We have a wood-burning stove so this morning the farmer replenished the dwindling log pile. At present we have holly, hawthorn, crab apple and some ash - all from fallen or dying trees, so there is plenty of wood to saw up. He does this in the big shed, so he is warm and dry whilst he is doing it and the logs keep warm and dry off before they are brought in for the stove (any day now).

Yesterday, when we gardened, I almost swept the drive which is thick with pine needles from our Scots pines. I never got round to it and i must say that I am pleased on reflection. A big load of straw is coming around 5pm - if this wind is still blowing then there will be straw everywhere. But those pine needles are a real nuisance. When the farmer gardened Tess did not wish to be in the house with me, nor did she wish to be in the garden with the farmer, so I left the front door open for her. The result is a carpet of pine needles throughout the house! Luckily my cleaner comes on a Monday morning so all is now clean and tidy.

My next job is to call the chimney sweep - that stove chimney needs an urgent sweep if we are to begin using those logs.

Sunday 4 September 2011

Work in the garden.

It is a warm but cloudy day here - just the right kind of day to work in the garden, so the farmer has started the Autumn clean-up. Because it has been such a wet Summer things have gone rampant.

The Clematis Montana Alba has colonised the big tree peony and the wall climbing rose, so I have spent half an hour cutting it back where I can reach it. I have no doubt I shall have cut off some of the wrong bits, but there is so much of it that it won't matter and I can pull it out when the leaves die off.

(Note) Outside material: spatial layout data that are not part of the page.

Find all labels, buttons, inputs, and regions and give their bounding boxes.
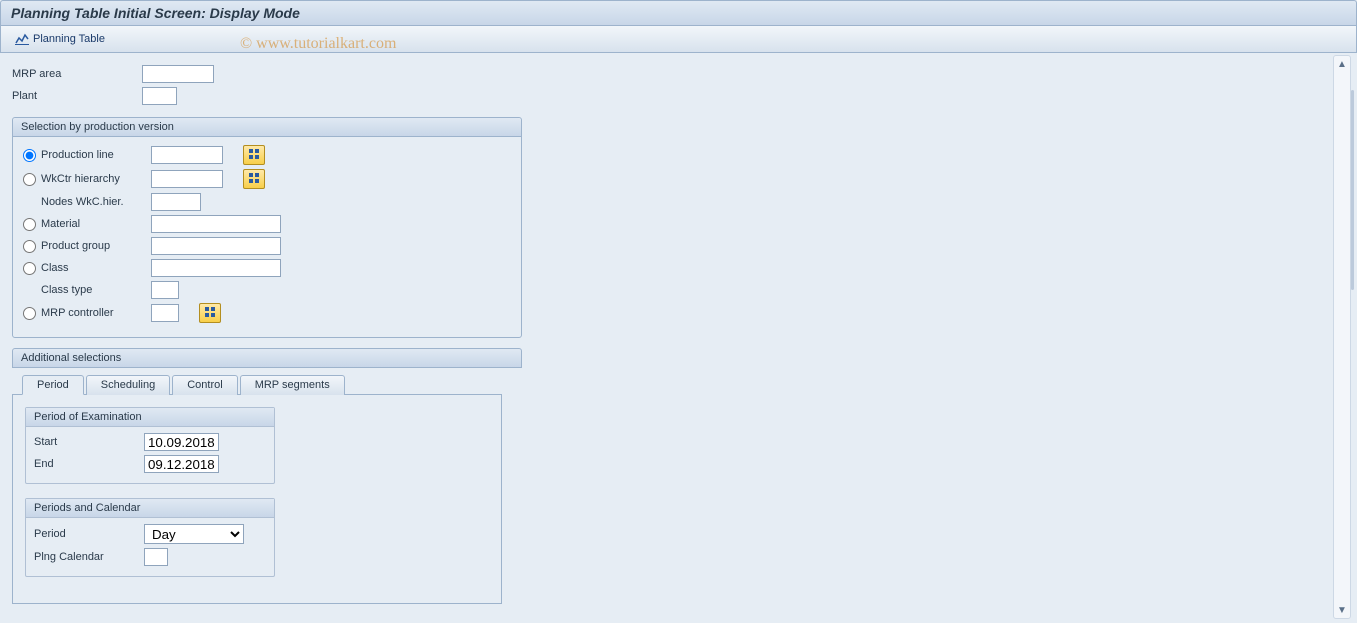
application-toolbar: Planning Table bbox=[0, 26, 1357, 53]
mrp-area-label: MRP area bbox=[12, 68, 142, 80]
main-content-area: MRP area Plant Selection by production v… bbox=[0, 55, 1329, 623]
mrp-controller-radio[interactable] bbox=[23, 307, 36, 320]
production-line-multi-select-button[interactable] bbox=[243, 145, 265, 165]
mrp-controller-input[interactable] bbox=[151, 304, 179, 322]
nodes-wkchier-input[interactable] bbox=[151, 193, 201, 211]
start-date-input[interactable] bbox=[144, 433, 219, 451]
production-line-radio[interactable] bbox=[23, 149, 36, 162]
material-input[interactable] bbox=[151, 215, 281, 233]
multi-select-icon bbox=[204, 306, 216, 321]
production-line-label: Production line bbox=[41, 149, 151, 161]
end-row: End bbox=[34, 455, 266, 473]
scroll-down-icon[interactable]: ▼ bbox=[1334, 602, 1350, 618]
tab-period[interactable]: Period bbox=[22, 375, 84, 395]
wkctr-hierarchy-radio[interactable] bbox=[23, 173, 36, 186]
additional-selections-header: Additional selections bbox=[12, 348, 522, 368]
mrp-area-input[interactable] bbox=[142, 65, 214, 83]
wkctr-hierarchy-row: WkCtr hierarchy bbox=[23, 169, 511, 189]
window-title-bar: Planning Table Initial Screen: Display M… bbox=[0, 0, 1357, 26]
planning-table-icon bbox=[15, 32, 29, 46]
class-type-input[interactable] bbox=[151, 281, 179, 299]
material-row: Material bbox=[23, 215, 511, 233]
start-row: Start bbox=[34, 433, 266, 451]
plng-calendar-label: Plng Calendar bbox=[34, 551, 144, 563]
scroll-up-icon[interactable]: ▲ bbox=[1334, 56, 1350, 72]
planning-table-label: Planning Table bbox=[33, 33, 105, 45]
class-radio[interactable] bbox=[23, 262, 36, 275]
wkctr-hierarchy-input[interactable] bbox=[151, 170, 223, 188]
selection-production-version-group: Selection by production version Producti… bbox=[12, 117, 522, 338]
mrp-controller-row: MRP controller bbox=[23, 303, 511, 323]
periods-calendar-title: Periods and Calendar bbox=[26, 499, 274, 518]
product-group-radio[interactable] bbox=[23, 240, 36, 253]
end-date-input[interactable] bbox=[144, 455, 219, 473]
product-group-label: Product group bbox=[41, 240, 151, 252]
period-examination-title: Period of Examination bbox=[26, 408, 274, 427]
selection-group-title: Selection by production version bbox=[13, 118, 521, 137]
mini-scroll-handle[interactable] bbox=[1351, 90, 1354, 290]
material-label: Material bbox=[41, 218, 151, 230]
wkctr-hierarchy-multi-select-button[interactable] bbox=[243, 169, 265, 189]
period-row: Period Day bbox=[34, 524, 266, 544]
page-title: Planning Table Initial Screen: Display M… bbox=[11, 5, 300, 21]
nodes-wkchier-label: Nodes WkC.hier. bbox=[41, 196, 151, 208]
plng-calendar-row: Plng Calendar bbox=[34, 548, 266, 566]
multi-select-icon bbox=[248, 148, 260, 163]
production-line-row: Production line bbox=[23, 145, 511, 165]
plant-row: Plant bbox=[12, 87, 1317, 105]
tab-pane-period: Period of Examination Start End Periods … bbox=[12, 395, 502, 604]
start-label: Start bbox=[34, 436, 144, 448]
material-radio[interactable] bbox=[23, 218, 36, 231]
mrp-controller-label: MRP controller bbox=[41, 307, 151, 319]
nodes-wkchier-row: Nodes WkC.hier. bbox=[23, 193, 511, 211]
class-type-label: Class type bbox=[41, 284, 151, 296]
period-examination-box: Period of Examination Start End bbox=[25, 407, 275, 484]
period-label: Period bbox=[34, 528, 144, 540]
class-input[interactable] bbox=[151, 259, 281, 277]
class-type-row: Class type bbox=[23, 281, 511, 299]
wkctr-hierarchy-label: WkCtr hierarchy bbox=[41, 173, 151, 185]
tab-control[interactable]: Control bbox=[172, 375, 237, 395]
end-label: End bbox=[34, 458, 144, 470]
class-label: Class bbox=[41, 262, 151, 274]
vertical-scrollbar[interactable]: ▲ ▼ bbox=[1333, 55, 1351, 619]
tab-scheduling[interactable]: Scheduling bbox=[86, 375, 170, 395]
product-group-row: Product group bbox=[23, 237, 511, 255]
class-row: Class bbox=[23, 259, 511, 277]
tab-mrp-segments[interactable]: MRP segments bbox=[240, 375, 345, 395]
plant-label: Plant bbox=[12, 90, 142, 102]
product-group-input[interactable] bbox=[151, 237, 281, 255]
plant-input[interactable] bbox=[142, 87, 177, 105]
production-line-input[interactable] bbox=[151, 146, 223, 164]
multi-select-icon bbox=[248, 172, 260, 187]
period-select[interactable]: Day bbox=[144, 524, 244, 544]
mrp-controller-multi-select-button[interactable] bbox=[199, 303, 221, 323]
mini-scrollbar[interactable] bbox=[1351, 75, 1354, 603]
plng-calendar-input[interactable] bbox=[144, 548, 168, 566]
planning-table-button[interactable]: Planning Table bbox=[9, 30, 111, 48]
additional-selections-tabstrip: Period Scheduling Control MRP segments bbox=[12, 374, 502, 395]
periods-calendar-box: Periods and Calendar Period Day Plng Cal… bbox=[25, 498, 275, 577]
mrp-area-row: MRP area bbox=[12, 65, 1317, 83]
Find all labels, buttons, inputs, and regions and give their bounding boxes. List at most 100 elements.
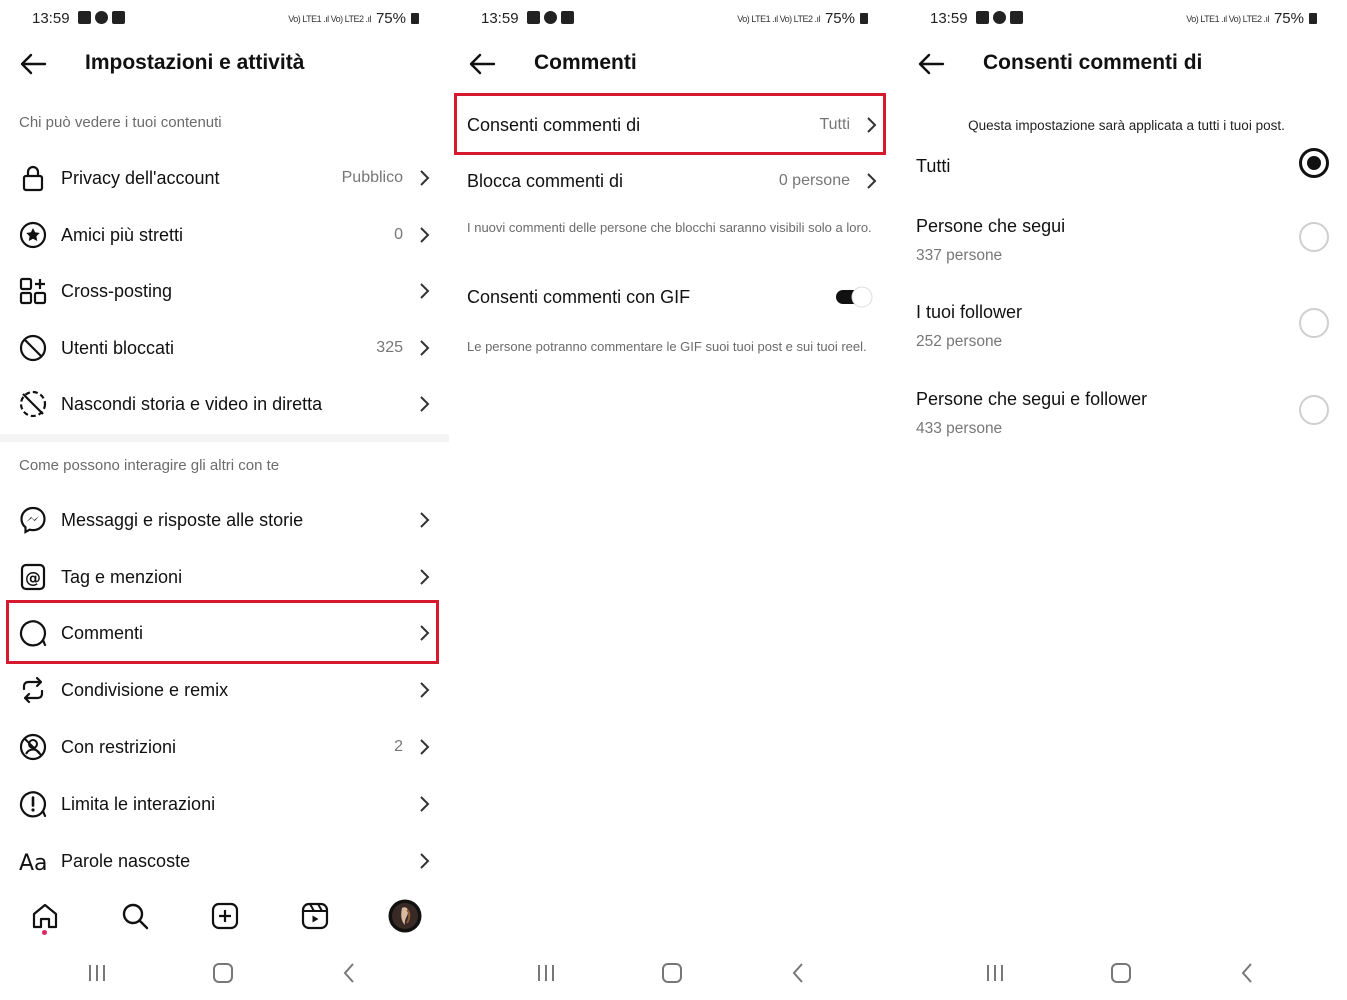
radio-unselected[interactable] xyxy=(1299,395,1329,425)
home-button-icon[interactable] xyxy=(1108,961,1134,985)
row-value: 0 xyxy=(394,226,403,243)
row-value: 0 persone xyxy=(778,172,850,189)
row-sharing-remix[interactable]: Condivisione e remix xyxy=(10,663,435,717)
at-icon: @ xyxy=(18,562,48,592)
system-nav-bar xyxy=(0,955,449,991)
add-post-icon xyxy=(211,902,239,930)
profile-tab[interactable] xyxy=(388,899,422,933)
option-count: 433 persone xyxy=(916,420,1003,437)
system-back-icon[interactable] xyxy=(785,961,811,985)
row-blocked-users[interactable]: Utenti bloccati 325 xyxy=(10,321,435,375)
create-tab[interactable] xyxy=(208,899,242,933)
back-arrow-icon[interactable] xyxy=(916,50,946,78)
home-button-icon[interactable] xyxy=(659,961,685,985)
chevron-right-icon xyxy=(420,170,430,186)
section-title-visibility: Chi può vedere i tuoi contenuti xyxy=(19,114,222,131)
network-indicator: Vo) LTE1 .ıl Vo) LTE2 .ıl xyxy=(737,13,820,24)
option-your-followers[interactable]: I tuoi follower 252 persone xyxy=(916,302,1329,362)
row-block-comments-from[interactable]: Blocca commenti di 0 persone xyxy=(467,156,878,206)
home-button-icon[interactable] xyxy=(210,961,236,985)
row-label: Tag e menzioni xyxy=(61,566,183,587)
row-hide-story[interactable]: Nascondi storia e video in diretta xyxy=(10,377,435,431)
gif-comments-toggle[interactable] xyxy=(835,286,873,308)
battery-percent: 75% xyxy=(824,10,855,27)
option-count: 252 persone xyxy=(916,333,1003,350)
back-arrow-icon[interactable] xyxy=(18,50,48,78)
row-tags-mentions[interactable]: @ Tag e menzioni xyxy=(10,550,435,604)
system-nav-bar xyxy=(898,955,1347,991)
chevron-right-icon xyxy=(420,796,430,812)
row-account-privacy[interactable]: Privacy dell'account Pubblico xyxy=(10,151,435,205)
option-label: Persone che segui e follower xyxy=(916,389,1148,409)
option-people-you-follow[interactable]: Persone che segui 337 persone xyxy=(916,216,1329,276)
status-bar: 13:59 Vo) LTE1 .ıl Vo) LTE2 .ıl 75% xyxy=(0,0,449,38)
chevron-right-icon xyxy=(420,283,430,299)
grid-plus-icon xyxy=(18,276,48,306)
chevron-right-icon xyxy=(420,512,430,528)
option-follow-and-followers[interactable]: Persone che segui e follower 433 persone xyxy=(916,389,1329,449)
page-title: Consenti commenti di xyxy=(983,51,1203,74)
system-back-icon[interactable] xyxy=(1234,961,1260,985)
notification-icons xyxy=(527,11,574,24)
option-label: I tuoi follower xyxy=(916,302,1023,322)
comments-highlight-box xyxy=(6,600,439,664)
row-label: Cross-posting xyxy=(61,280,173,301)
home-tab[interactable] xyxy=(28,899,62,933)
option-label: Persone che segui xyxy=(916,216,1066,236)
row-close-friends[interactable]: Amici più stretti 0 xyxy=(10,208,435,262)
page-title: Commenti xyxy=(534,51,637,74)
option-everyone[interactable]: Tutti xyxy=(916,148,1329,196)
battery-icon xyxy=(411,13,419,24)
row-label: Condivisione e remix xyxy=(61,679,229,700)
search-icon xyxy=(122,903,149,930)
header: Impostazioni e attività xyxy=(0,42,449,86)
row-value: 2 xyxy=(394,738,403,755)
allow-comments-from-screen: 13:59 Vo) LTE1 .ıl Vo) LTE2 .ıl 75% Cons… xyxy=(898,0,1347,1000)
row-value: Pubblico xyxy=(341,169,403,186)
recent-apps-icon[interactable] xyxy=(982,961,1008,985)
row-gif-comments: Consenti commenti con GIF xyxy=(467,272,878,322)
row-cross-posting[interactable]: Cross-posting xyxy=(10,264,435,318)
chevron-right-icon xyxy=(420,739,430,755)
back-arrow-icon[interactable] xyxy=(467,50,497,78)
battery-icon xyxy=(860,13,868,24)
row-limit-interactions[interactable]: Limita le interazioni xyxy=(10,777,435,831)
battery-percent: 75% xyxy=(1273,10,1304,27)
section-divider xyxy=(0,434,449,442)
row-hidden-words[interactable]: Aa Parole nascoste xyxy=(10,834,435,888)
recent-apps-icon[interactable] xyxy=(84,961,110,985)
gif-note: Le persone potranno commentare le GIF su… xyxy=(467,339,867,354)
setting-description: Questa impostazione sarà applicata a tut… xyxy=(968,118,1285,133)
chevron-right-icon xyxy=(867,173,877,189)
radio-unselected[interactable] xyxy=(1299,222,1329,252)
reels-icon xyxy=(301,902,329,930)
reels-tab[interactable] xyxy=(298,899,332,933)
radio-unselected[interactable] xyxy=(1299,308,1329,338)
header: Commenti xyxy=(449,42,898,86)
chevron-right-icon xyxy=(420,396,430,412)
comments-settings-screen: 13:59 Vo) LTE1 .ıl Vo) LTE2 .ıl 75% Comm… xyxy=(449,0,898,1000)
row-messages-replies[interactable]: Messaggi e risposte alle storie xyxy=(10,493,435,547)
row-value: 325 xyxy=(376,339,403,356)
status-bar: 13:59 Vo) LTE1 .ıl Vo) LTE2 .ıl 75% xyxy=(449,0,898,38)
row-label: Blocca commenti di xyxy=(467,170,624,191)
system-back-icon[interactable] xyxy=(336,961,362,985)
header: Consenti commenti di xyxy=(898,42,1347,86)
star-circle-icon xyxy=(18,220,48,250)
chevron-right-icon xyxy=(420,569,430,585)
svg-text:Aa: Aa xyxy=(19,851,48,875)
section-title-interactions: Come possono interagire gli altri con te xyxy=(19,457,280,474)
chevron-right-icon xyxy=(420,227,430,243)
row-restricted[interactable]: Con restrizioni 2 xyxy=(10,720,435,774)
settings-activity-screen: 13:59 Vo) LTE1 .ıl Vo) LTE2 .ıl 75% Impo… xyxy=(0,0,449,1000)
radio-selected[interactable] xyxy=(1299,148,1329,178)
row-label: Messaggi e risposte alle storie xyxy=(61,509,304,530)
network-indicator: Vo) LTE1 .ıl Vo) LTE2 .ıl xyxy=(288,13,371,24)
recent-apps-icon[interactable] xyxy=(533,961,559,985)
search-tab[interactable] xyxy=(118,899,152,933)
network-indicator: Vo) LTE1 .ıl Vo) LTE2 .ıl xyxy=(1186,13,1269,24)
hide-story-icon xyxy=(18,389,48,419)
battery-icon xyxy=(1309,13,1317,24)
row-label: Amici più stretti xyxy=(61,224,184,245)
allow-comments-highlight-box xyxy=(454,93,886,155)
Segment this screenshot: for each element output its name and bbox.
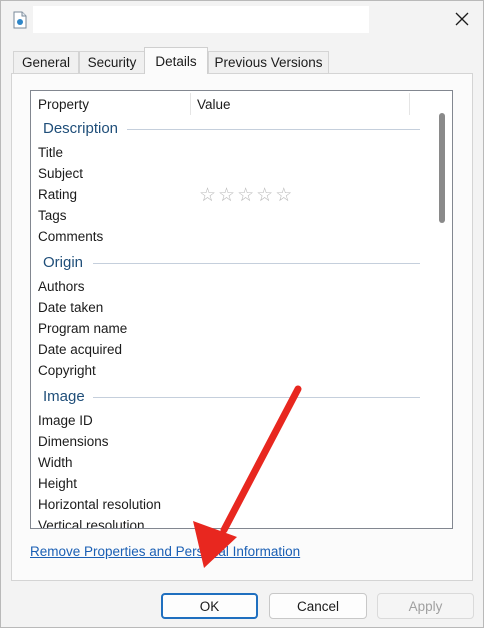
star-icon[interactable]: ☆: [275, 186, 292, 205]
close-button[interactable]: [447, 7, 477, 33]
group-origin: Origin: [43, 254, 84, 271]
ok-button[interactable]: OK: [161, 593, 258, 619]
properties-dialog: General Security Details Previous Versio…: [0, 0, 484, 628]
column-header-property[interactable]: Property: [38, 97, 89, 112]
property-width[interactable]: Width: [38, 455, 73, 470]
group-divider: [93, 397, 420, 398]
property-vertical-resolution[interactable]: Vertical resolution: [38, 518, 145, 528]
file-icon: [13, 11, 27, 29]
scrollbar[interactable]: [432, 91, 452, 528]
property-dimensions[interactable]: Dimensions: [38, 434, 109, 449]
tab-security-label: Security: [87, 55, 137, 70]
star-icon[interactable]: ☆: [256, 186, 273, 205]
tab-general[interactable]: General: [13, 51, 79, 73]
property-date-acquired[interactable]: Date acquired: [38, 342, 122, 357]
close-icon: [455, 12, 469, 29]
column-divider[interactable]: [409, 93, 410, 115]
star-icon[interactable]: ☆: [237, 186, 254, 205]
group-divider: [127, 129, 420, 130]
star-icon[interactable]: ☆: [218, 186, 235, 205]
property-height[interactable]: Height: [38, 476, 77, 491]
tab-previous-versions[interactable]: Previous Versions: [208, 51, 329, 73]
scrollbar-thumb[interactable]: [439, 113, 445, 223]
group-description: Description: [43, 120, 119, 137]
cancel-button[interactable]: Cancel: [269, 593, 367, 619]
property-title[interactable]: Title: [38, 145, 63, 160]
property-authors[interactable]: Authors: [38, 279, 85, 294]
property-subject[interactable]: Subject: [38, 166, 83, 181]
properties-list[interactable]: Property Value Description Title Subject…: [30, 90, 453, 529]
group-image: Image: [43, 388, 85, 405]
remove-properties-link[interactable]: Remove Properties and Personal Informati…: [30, 544, 300, 559]
title-bar: [1, 1, 483, 39]
tab-details-label: Details: [155, 53, 197, 69]
tab-security[interactable]: Security: [79, 51, 145, 73]
property-date-taken[interactable]: Date taken: [38, 300, 103, 315]
property-copyright[interactable]: Copyright: [38, 363, 96, 378]
property-horizontal-resolution[interactable]: Horizontal resolution: [38, 497, 161, 512]
property-rating[interactable]: Rating: [38, 187, 77, 202]
rating-stars[interactable]: ☆ ☆ ☆ ☆ ☆: [199, 186, 292, 205]
column-divider[interactable]: [190, 93, 191, 115]
ok-button-label: OK: [199, 598, 220, 614]
property-tags[interactable]: Tags: [38, 208, 67, 223]
group-divider: [93, 263, 420, 264]
tab-general-label: General: [21, 55, 71, 70]
property-image-id[interactable]: Image ID: [38, 413, 93, 428]
window-title: [33, 6, 369, 33]
apply-button-label: Apply: [408, 598, 443, 614]
list-header: Property Value: [31, 91, 433, 117]
apply-button[interactable]: Apply: [377, 593, 474, 619]
property-program-name[interactable]: Program name: [38, 321, 127, 336]
property-comments[interactable]: Comments: [38, 229, 103, 244]
star-icon[interactable]: ☆: [199, 186, 216, 205]
cancel-button-label: Cancel: [296, 598, 340, 614]
tab-previous-versions-label: Previous Versions: [214, 55, 323, 70]
tab-details[interactable]: Details: [144, 47, 208, 74]
column-header-value[interactable]: Value: [197, 97, 231, 112]
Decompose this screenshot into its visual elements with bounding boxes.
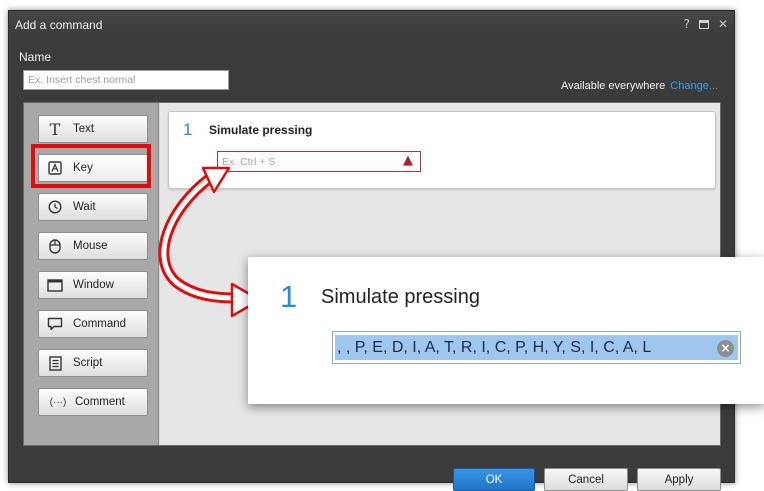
zoom-step-number: 1 (280, 279, 298, 314)
zoom-step-title: Simulate pressing (321, 286, 480, 308)
zoomed-step-panel: 1 Simulate pressing , , P, E, D, I, A, T… (248, 257, 764, 404)
zoom-key-input[interactable]: , , P, E, D, I, A, T, R, I, C, P, H, Y, … (332, 331, 741, 364)
annotation-arrow-icon (158, 166, 262, 318)
clear-icon[interactable]: × (717, 340, 734, 357)
zoom-key-value: , , P, E, D, I, A, T, R, I, C, P, H, Y, … (335, 335, 738, 360)
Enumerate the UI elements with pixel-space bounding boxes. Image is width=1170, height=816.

One of the long borders has become totally overrun with couch grass (wickens up here) which means everything has to be dug out in an effort to get rid of the wretched stuff. The farmer has made a good start on that, as well as cutting back many of the flowers which have finished for the year.

But there is still plenty of colour. The orange crocosmia is flowering well. I like it because it always reminds me of my childhood and the big patch of what was then called montbretia just outside the kitchen door. The rudbekia is also in full bloom. It is a useful plant to have in any garden as it flowers with unfailing regularity and looks like a lot of miniature suns.

The rose on the wall is on its third flowering, in spite of being almost choked out by the clematis. This rose, which was un-named, came from Woolworths about fifteen years ago and cost £1.50. It is on its third flowering of the year and is covered in bloom. Each year I cut it back to six inches above the ground and it still makes more than wall height.

The astilbe is still in bloom and has done well this year with all the damp. Any minute now the farmer will be in for his afternoon cup of tea. Sunday lunch was not quite to his liking today. Yesterday we had his kind of meal - sausage and mash with onion gravy and green beans from the garden. Today we had my kind of meal = Moroccan chicken (poached in white wine and served with sweet chilli sauce) on a bed of lemon and thyme cous-cous and served with ratatouille. We followed it with roast nectarines and creme fraiche. He said it was 'alright' which is I suppose some kind of praise - at least he didn't say it was horrible!